Historically, Latin America has been characterized by highly centralized, often dictatorial, and frequently brutal governments. However, over the past four decades, despite some highly visible occasional setbacks, Latin America has been the scene of significant efforts to build more democratic societies. At the heart of many such undertakings have been initiatives that simultaneously sought to encourage both governmental decentralization and the strengthening of local government throughout the hemisphere.

The progress has been significant. Four decades ago almost no Latin American country elected either local or regional government officials with all such individuals being appointed by the country’s president. Today, virtually every country in the region elects local government officials and many elect regional governors. In many countries, these elections have served as the vehicles by which once monolithic, political party machines have been forced to give way to more pluralistic governing systems.

In part, these efforts have been the result of local demands for more responsive, participatory and accountable governance. They also have been very strongly encouraged and supported by various
international organizations and national aid agencies as a means to improve the quality of public service delivery. In more recent years, these efforts also have been guided by a growing recognition that strong local governments have the capacity to play important roles in local, regional and national economic development.

Since the summer of 1995, each June, local and regional, as well as some national, government officials from throughout Latin America have been coming together in Miami to assess the progress being made in the building of local democracy and to develop strategies to further advance the strengthening of municipal government throughout the hemisphere as a means of both building democratic institutions and advancing the economic well-being of Latin America’s people.

Sponsored by Miami-Dade County and organized by Florida International University’s Institute for Public Management & Community Service, some 500 local government leaders from throughout the hemisphere will once again gather in Miami from June 17-20 for what will be the  25th annual inter-American Conference of Mayors and Local Authorities. They will be participating in what has become the largest annual non-political gathering of Latin Americans concerned with the building of local government.

The conference will be kicked off with a keynote address by Luis Alberto Moreno, the president of the hemisphere’s most important multinational organization, the Inter-American Development Bank. In addition to Miami-Dade County Commissioner Javier Souto, a long time advocate of strengthening of local government throughout Latin America, conference attendees will hear from an array of prominent figures from throughout the hemisphere.
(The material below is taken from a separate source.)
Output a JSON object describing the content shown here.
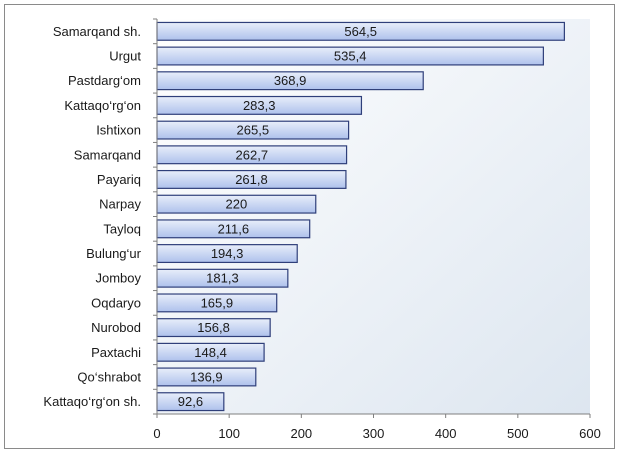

For the past 25 years, ideas and initiatives emerging from this annual meeting have significantly influenced the actions of presidents, parliaments and regional authorities throughout Latin America in terms of the strengthening of local governments and the enhancement of their role in the construction of democratic institutions.

Of particular note, the conference, in many instances. has enabled both national and international leaders to learn about the importance of strong local governments for both economic and democratic development. As the long time president of the IDB, Enrique Iglesias, frequently noted, it was through his participation in this conference that he first realized the importance of the bank working with local governments.

Similarly, the conference has served as both an inspiration and a learning opportunity for those at the grass roots of democratic development. As the then mayor of Asunción, Paraguay, one of the most democratically challenged countries of the hemisphere, commented in a Miami Herald story a decade ago, “The conference is like a great supermarket of ideas for local government officials.”